La BCE assouplit les critères de ses achats d’actifs
La Banque centrale européenne (BCE) veut étendre son programme d’achats d’actifs (Quantitative easing) aux obligations d’une maturité d’un an au lieu de deux ans actuellement, ainsi qu’aux actifs dont le rendement est inférieur au taux de dépôt (actuellement de -0,4%), a indiqué, jeudi, le président de l’institut d'émission, Mario Draghi, lors d’une conférence de presse. Selon lui, la BCE est prête à agir «avec tous les instruments si nécessaire».

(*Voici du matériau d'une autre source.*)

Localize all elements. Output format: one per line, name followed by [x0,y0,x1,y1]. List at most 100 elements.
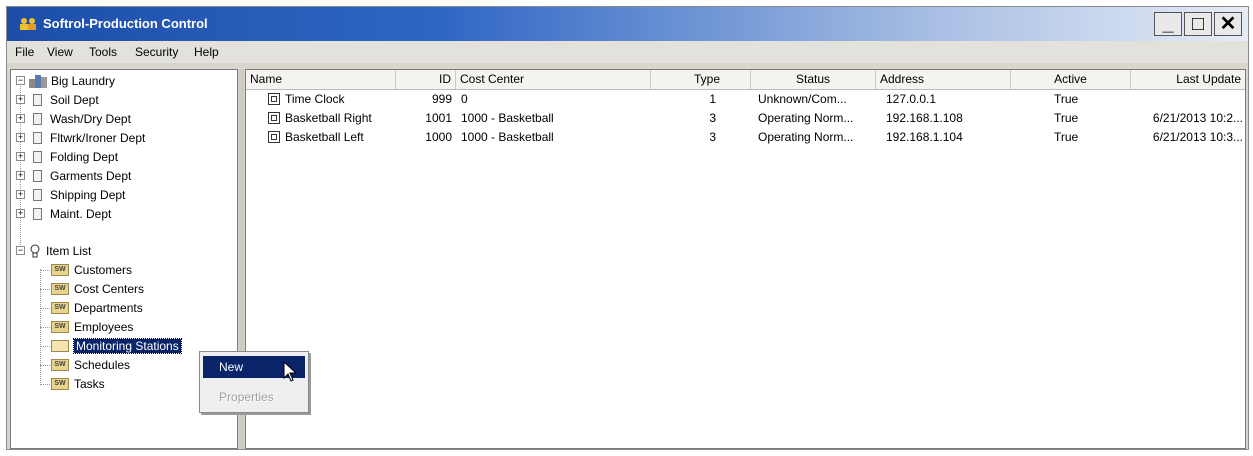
cell-last-update: 6/21/2013 10:3... [1152,130,1243,144]
cell-status: Operating Norm... [758,111,854,125]
column-header-id[interactable]: ID [396,70,456,89]
cell-address: 192.168.1.108 [886,111,963,125]
menu-help[interactable]: Help [194,45,219,59]
tree-line [40,270,50,271]
department-icon [33,94,42,106]
maximize-button[interactable]: □ [1184,12,1212,36]
tree-node-dept[interactable]: Maint. Dept [33,205,111,223]
cell-address: 127.0.0.1 [886,92,937,106]
tree-node-label: Departments [74,301,143,315]
tree-node-label: Fltwrk/Ironer Dept [50,131,146,145]
tree-node-label: Schedules [74,358,131,372]
tree-node-cost-centers[interactable]: SW Cost Centers [51,280,144,298]
cell-id: 999 [431,92,452,106]
cell-active: True [1054,92,1079,106]
department-icon [33,170,42,182]
tree-node-monitoring-stations[interactable]: Monitoring Stations [51,337,182,355]
expand-icon[interactable]: + [16,171,25,180]
menu-view[interactable]: View [47,45,73,59]
main-window: Softrol-Production Control _ □ ✕ File Vi… [6,6,1249,450]
table-row[interactable]: Basketball Left 1000 1000 - Basketball 3… [246,128,1245,147]
tree-node-label: Item List [46,244,92,258]
tree-node-label: Cost Centers [74,282,145,296]
tree-line [20,82,21,245]
expand-icon[interactable]: + [16,190,25,199]
tree-line [40,308,50,309]
tree-node-dept[interactable]: Garments Dept [33,167,131,185]
tree-node-label: Wash/Dry Dept [50,112,131,126]
tree-node-label: Shipping Dept [50,188,126,202]
column-header-address[interactable]: Address [876,70,1011,89]
collapse-icon[interactable]: − [16,246,25,255]
mouse-cursor-icon [283,361,298,382]
cell-last-update [1131,90,1243,109]
menu-bar: File View Tools Security Help [7,41,1248,63]
tree-node-departments[interactable]: SW Departments [51,299,143,317]
cell-active: True [1054,130,1079,144]
expand-icon[interactable]: + [16,95,25,104]
folder-icon: SW [51,283,69,295]
close-button[interactable]: ✕ [1214,12,1242,36]
tree-node-label: Tasks [74,377,105,391]
table-row[interactable]: Basketball Right 1001 1000 - Basketball … [246,109,1245,128]
expand-icon[interactable]: + [16,152,25,161]
menu-file[interactable]: File [15,45,34,59]
tree-node-dept[interactable]: Soil Dept [33,91,99,109]
station-icon [268,112,280,124]
context-menu-properties[interactable]: Properties [203,386,305,408]
tree-line [40,384,50,385]
tree-node-big-laundry[interactable]: Big Laundry [29,72,115,90]
tree-line [40,289,50,290]
title-bar[interactable]: Softrol-Production Control _ □ ✕ [7,7,1248,41]
menu-tools[interactable]: Tools [89,45,117,59]
window-title: Softrol-Production Control [43,16,208,31]
app-people-icon [20,18,36,30]
tree-node-tasks[interactable]: SW Tasks [51,375,105,393]
expand-icon[interactable]: + [16,133,25,142]
cell-type: 3 [709,130,716,144]
cell-type: 1 [709,92,716,106]
cell-cost-center: 1000 - Basketball [461,130,554,144]
tree-node-dept[interactable]: Fltwrk/Ironer Dept [33,129,145,147]
expand-icon[interactable]: + [16,114,25,123]
folder-icon: SW [51,359,69,371]
cell-address: 192.168.1.104 [886,130,963,144]
folder-icon: SW [51,378,69,390]
column-header-last-update[interactable]: Last Update [1131,70,1245,89]
column-header-active[interactable]: Active [1011,70,1131,89]
column-header-name[interactable]: Name [246,70,396,89]
tree-line [40,346,50,347]
tree-node-employees[interactable]: SW Employees [51,318,133,336]
cell-status: Unknown/Com... [758,92,847,106]
cell-active: True [1054,111,1079,125]
tree-node-label: Folding Dept [50,150,119,164]
table-row[interactable]: Time Clock 999 0 1 Unknown/Com... 127.0.… [246,90,1245,109]
tree-node-label-selected: Monitoring Stations [73,338,182,354]
stations-list[interactable]: Name ID Cost Center Type Status Address … [245,69,1246,449]
tree-node-dept[interactable]: Shipping Dept [33,186,125,204]
tree-node-label: Big Laundry [51,74,116,88]
column-header-cost-center[interactable]: Cost Center [456,70,651,89]
menu-security[interactable]: Security [135,45,178,59]
department-icon [33,113,42,125]
tree-node-customers[interactable]: SW Customers [51,261,132,279]
department-icon [33,189,42,201]
expand-icon[interactable]: + [16,209,25,218]
cell-cost-center: 1000 - Basketball [461,111,554,125]
tree-node-dept[interactable]: Wash/Dry Dept [33,110,131,128]
tree-node-label: Customers [74,263,133,277]
tree-node-item-list[interactable]: Item List [29,242,91,260]
cell-name: Time Clock [285,92,345,106]
minimize-button[interactable]: _ [1154,12,1182,36]
cell-last-update: 6/21/2013 10:2... [1152,111,1243,125]
collapse-icon[interactable]: − [16,76,25,85]
tree-node-schedules[interactable]: SW Schedules [51,356,130,374]
lightbulb-icon [30,244,40,258]
column-header-status[interactable]: Status [751,70,876,89]
column-header-type[interactable]: Type [651,70,751,89]
cell-id: 1001 [425,111,452,125]
tree-line [40,327,50,328]
open-folder-icon [51,340,69,352]
tree-node-dept[interactable]: Folding Dept [33,148,118,166]
cell-name: Basketball Left [285,130,364,144]
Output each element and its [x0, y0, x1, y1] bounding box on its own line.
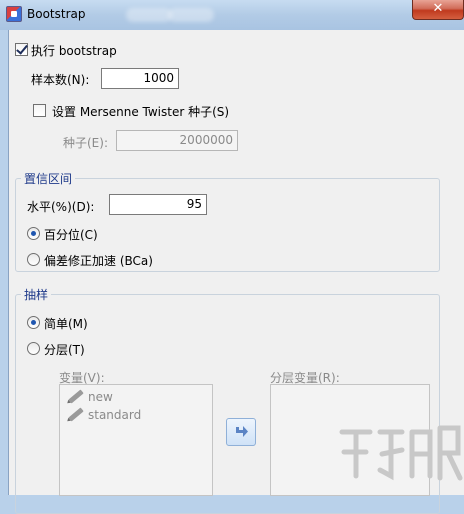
bca-radio[interactable]: [27, 253, 40, 266]
window-title: Bootstrap: [27, 7, 86, 21]
dialog-body: 执行 bootstrap 样本数(N): 1000 设置 Mersenne Tw…: [8, 30, 464, 514]
percentile-label[interactable]: 百分位(C): [44, 226, 98, 243]
perform-bootstrap-checkbox[interactable]: [15, 43, 28, 56]
samples-label: 样本数(N):: [31, 73, 90, 87]
perform-bootstrap-label[interactable]: 执行 bootstrap: [31, 42, 117, 59]
move-to-strata-button[interactable]: [226, 418, 256, 446]
simple-radio[interactable]: [27, 316, 40, 329]
seed-input[interactable]: 2000000: [116, 130, 238, 151]
spss-app-icon: [6, 6, 22, 22]
ci-level-label: 水平(%)(D):: [27, 200, 95, 214]
variable-name: standard: [88, 408, 142, 422]
variable-name: new: [88, 390, 113, 404]
seed-label: 种子(E):: [63, 136, 108, 150]
set-seed-label[interactable]: 设置 Mersenne Twister 种子(S): [52, 103, 229, 120]
close-button[interactable]: ✕: [412, 0, 464, 20]
bca-label[interactable]: 偏差修正加速 (BCa): [44, 252, 153, 269]
percentile-radio[interactable]: [27, 227, 40, 240]
bootstrap-dialog: Bootstrap ✕ 执行 bootstrap 样本数(N): 1000 设置…: [0, 0, 464, 514]
simple-label[interactable]: 简单(M): [44, 315, 88, 332]
variables-list[interactable]: new standard: [59, 384, 213, 496]
set-seed-checkbox[interactable]: [33, 104, 46, 117]
title-bar[interactable]: Bootstrap ✕: [0, 0, 464, 30]
ci-level-input[interactable]: 95: [109, 194, 207, 215]
pencil-icon: [68, 389, 84, 404]
samples-input[interactable]: 1000: [101, 68, 179, 89]
title-bar-shine: [126, 8, 172, 22]
pencil-icon: [68, 407, 84, 422]
sampling-title: 抽样: [21, 286, 52, 303]
stratified-radio[interactable]: [27, 342, 40, 355]
strata-list[interactable]: [270, 384, 430, 496]
arrow-right-icon: [236, 426, 248, 437]
stratified-label[interactable]: 分层(T): [44, 341, 85, 358]
title-bar-shine: [168, 8, 214, 22]
confidence-interval-title: 置信区间: [21, 170, 76, 187]
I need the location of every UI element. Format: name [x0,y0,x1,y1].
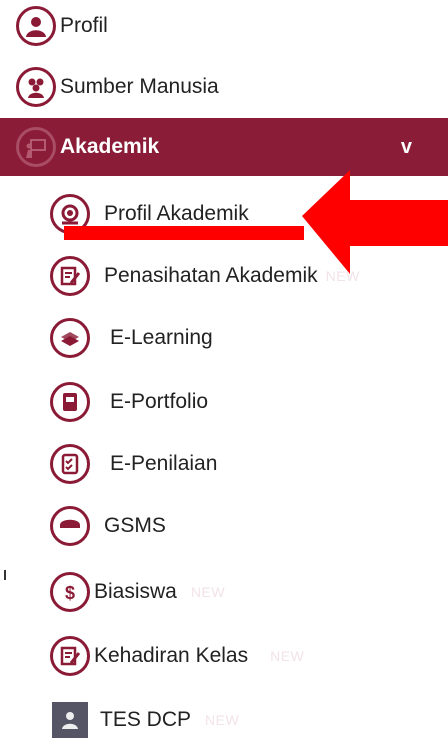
menu-item-tes-dcp[interactable]: TES DCP NEW [0,692,448,748]
submenu-label-e-portfolio: E-Portfolio [110,390,209,413]
submenu-label-gsms: GSMS [104,514,166,537]
books-stack-icon [50,318,90,358]
submenu-item-e-portfolio[interactable]: E-Portfolio [0,374,448,430]
menu-label-biasiswa: Biasiswa [94,580,177,603]
menu-label-sumber-manusia: Sumber Manusia [60,75,219,98]
new-badge: NEW [205,712,240,728]
submenu-label-e-penilaian: E-Penilaian [110,452,218,475]
menu-item-kehadiran-kelas[interactable]: Kehadiran Kelas NEW [0,628,448,684]
menu-label-kehadiran-kelas: Kehadiran Kelas [94,644,249,667]
menu-item-profil[interactable]: Profil [0,0,448,54]
attendance-note-icon [50,636,90,676]
graduation-cap-icon [50,506,90,546]
menu-item-biasiswa[interactable]: $ Biasiswa NEW [0,564,448,620]
academic-teacher-icon [16,127,56,167]
menu-item-sumber-manusia[interactable]: Sumber Manusia [0,59,448,115]
svg-text:$: $ [65,583,75,603]
red-arrow-annotation [64,170,448,274]
people-group-icon [16,67,56,107]
scholarship-dollar-icon: $ [50,572,90,612]
submenu-item-e-learning[interactable]: E-Learning [0,310,448,366]
menu-label-tes-dcp: TES DCP [100,708,192,731]
submenu-label-e-learning: E-Learning [110,326,213,349]
chevron-down-icon[interactable]: v [401,136,412,159]
checklist-icon [50,444,90,484]
new-badge: NEW [190,584,226,600]
menu-label-akademik: Akademik [60,135,160,158]
menu-label-profil: Profil [60,14,108,37]
tes-dcp-icon [52,702,88,738]
submenu-item-gsms[interactable]: GSMS [0,498,448,554]
new-badge: NEW [270,648,305,664]
user-icon [16,6,56,46]
notebook-icon [50,382,90,422]
submenu-item-e-penilaian[interactable]: E-Penilaian [0,436,448,492]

Dans les minutes qui ont précédé la conférence de presse, la BCE a annoncé le maintien de ses taux directeurs et une prolongation de son programme d’achats d’actifs dont le montant sera toutefois réduit. Au lieu de 80 milliards d’euros par mois jusqu'à mars 2017, le programme sera prolongé de 9 mois jusqu’en décembre 2017, «ou au-delà si nécessaire». Les achats s'élèveront à 60 milliards d’euros à compter d’avril 2017. La banque centrale se laisse la possibilité d’augmenter à nouveau la taille ou la durée de son programme d’achats en cas de dégradation des perspectives d’inflation.
Les nouvelles modalités d’achat d’actifs, qui prendront effet dès le 1er janvier, devraient permettre d'éviter le risque de pénurie de titres que la BCE redoutait ces derniers mois.
Commentant les mesures annoncées, Mario Draghi a souligné que l’ «objectif est d’instiller le sentiment que la BCE sera présente sur les marchés pour longtemps. Donc une présence durable est aussi le message de la décision d’aujourd’hui. C’est pour cela que le tapering n’a pas été discuté.»
Sur le front de l’inflation, Mario Draghi ne s’attend plus au retour d’une inflation proche de 2% avant 2020, le taux cible de la BCE. Cette année, le taux d’inflation sera de 0,2%. L’an prochain, ce taux devrait atteindre 1,3% et non plus 1,2% comme espéré en septembre. En 2018, il n’atteindrait que 1,5%. Et en 2019, l’inflation augmenterait de 1,7% seulement.
Concernant la croissance, l’institution de Francfort a révisé en légère hausse ses prévisions à 1,7% en 2016 et en 2017 (contre 1,6% prévu en septembre). En 2018, la croissance s'élèverait à 1,6% tout comme en 2019.
Le taux de refinancement, principal taux directeur de la BCE, reste fixé à zéro, le taux de la facilité de dépôt à -0,4% et le taux de prêt marginal à 0,25%.